The complexity of adulthood inevitably puts to death the naiveté of childhood. And this is true too of our faith. Not that faith is a naiveté. It isn’t. But our faith needs to be constantly reintegrated into our persons and matched up anew against our life’s experience; otherwise we will find it at odds with our life. But genuine faith can stand up to every kind of experience, no matter its complexity.
Sadly, that doesn’t always happen and many people seemingly leave their faith behind, like belief in Santa and the Easter Bunny, as the complexity of their adult lives seemingly belies or even shames their childhood faith.
With this in mind, I recommend a recent book, My Utmost, A Devotional Memoir, by Macy Halford. She is a young, thirty-something, writer working out of both Paris and New York and this is an autobiographical account of her struggle as a conservative Evangelical Christian to retain her faith amidst the very liberal, sophisticated, highly secularized, and often agnostic circles within which she now lives and works.
The book chronicles her struggles to maintain a strong childhood faith which was virtually embedded in her DNA, thanks to a very faith-filled mother and grandmother. Faith and church were a staple and an anchor in her life as she was growing up. But her DNA also held something else, namely, the restlessness and creative tension of a writer, and that irrepressible energy naturally drove her beyond the safety and shelter of the churches circles of her youth, in her case, to literary circles in New York and Paris.
She soon found out that living the faith while surrounded by a strong supportive faith group is one thing, trying to live it while breathing an air that is almost exclusively secular and agnostic is something else. The book chronicles that struggle and chronicles too how eventually she was able to integrate both the passion and the vision of her childhood faith into her new life. Among many good insights, she shares how each time she was tempted to cross the line and abandon her childhood faith as a naiveté, she realized that her fear of doing that was “not a fear of destroying God or a belief; [but] a fear of destroying self.” That insight testifies to the genuine character of her faith. God and faith don’t need us; it’s us that need them.

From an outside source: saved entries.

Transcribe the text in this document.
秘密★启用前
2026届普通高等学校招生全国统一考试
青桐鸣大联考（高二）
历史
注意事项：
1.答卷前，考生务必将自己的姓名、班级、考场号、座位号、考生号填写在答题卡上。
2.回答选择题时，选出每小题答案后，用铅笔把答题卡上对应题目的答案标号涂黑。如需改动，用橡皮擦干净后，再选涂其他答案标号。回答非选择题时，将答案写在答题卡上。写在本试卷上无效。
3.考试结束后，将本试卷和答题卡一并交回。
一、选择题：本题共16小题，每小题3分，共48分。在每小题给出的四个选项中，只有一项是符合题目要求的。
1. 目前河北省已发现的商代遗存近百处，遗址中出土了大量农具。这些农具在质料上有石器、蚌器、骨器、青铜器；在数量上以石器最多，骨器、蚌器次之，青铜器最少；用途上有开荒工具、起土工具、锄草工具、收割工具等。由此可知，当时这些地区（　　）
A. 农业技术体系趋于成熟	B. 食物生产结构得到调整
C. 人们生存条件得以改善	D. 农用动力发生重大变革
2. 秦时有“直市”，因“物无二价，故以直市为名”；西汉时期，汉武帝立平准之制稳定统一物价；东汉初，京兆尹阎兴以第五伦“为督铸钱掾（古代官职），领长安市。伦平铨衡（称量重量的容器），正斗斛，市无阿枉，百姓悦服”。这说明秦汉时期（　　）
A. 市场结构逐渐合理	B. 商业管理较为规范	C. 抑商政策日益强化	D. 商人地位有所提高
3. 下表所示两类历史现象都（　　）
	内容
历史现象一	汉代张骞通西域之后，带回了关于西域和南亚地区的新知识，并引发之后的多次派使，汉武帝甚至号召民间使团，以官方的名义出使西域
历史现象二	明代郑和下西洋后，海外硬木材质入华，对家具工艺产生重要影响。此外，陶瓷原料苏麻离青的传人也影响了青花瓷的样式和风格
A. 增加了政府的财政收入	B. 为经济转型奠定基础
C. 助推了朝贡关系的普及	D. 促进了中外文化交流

The title of her book, My Utmost, is significant to her story. On her 13th birthday, her grandmother gave her a copy of a book which is well-known and much-used within Evangelical and Baptist circles, My Utmost for His Highest, by Oswald Chambers. The book is a collection of spiritual aphorisms, thoughts for every day of the year, by this prominent missionary and mystic. Halford shares how, while young and still solidly anchored in the church and faith of her childhood, she did not read the book daily and Chamber’s spiritual counsels meant little to her. But her reading of this book eventually became a daily ritual in her life and its daily counsel began, more and more, to become a prism through which she was able to reintegrate her childhood faith with her adult experience.
At one point in her life she gives herself over to a serious theological study of both the book and its author. Those parts of her memoir will intimidate some of her readers, but, even without a clear theological grasp of how eventually she brings it all into harmony, the fruit of her struggle comes through clearly.
This is a valuable memoir because today many people are undergoing this kind of struggle, that is, to have their childhood faith stand up to their present experience. Halford simply shows us how she did it and her struggle offers us a valuable paradigm to follow.
A generation ago, Karl Rahner, famously remarked that in the next generation we will either be mystics or unbelievers. Among other things, what Rahner meant was that, unlike previous generations where our communities (family, neighborhood, and church) very much helped carry the faith for us, in this next generation we will very much have to find our own, deeper, personal grounding for our faith. Macy Halford bears this out. Inside a generation within which many are unbelievers, her memoir lays out a path for a humble but effective mysticism.
The late Irish writer, John Moriarty, in his memoirs, shares how as a young man he drifted from the faith of his youth, Roman Catholicism, seeing it as a naiveté that could not stand up to his adult experiences. He walked along in that way until one day, as he puts it, “I realized that Roman Catholicism, the faith of my childhood, was my mother tongue.”
Macy Halford eventually re-grounded herself in her mother tongue, the faith of her youth, and it continues now to guide her through all the sophistications of adulthood. The chronicle of her search can help us all, irrespective of our particular religious affiliation.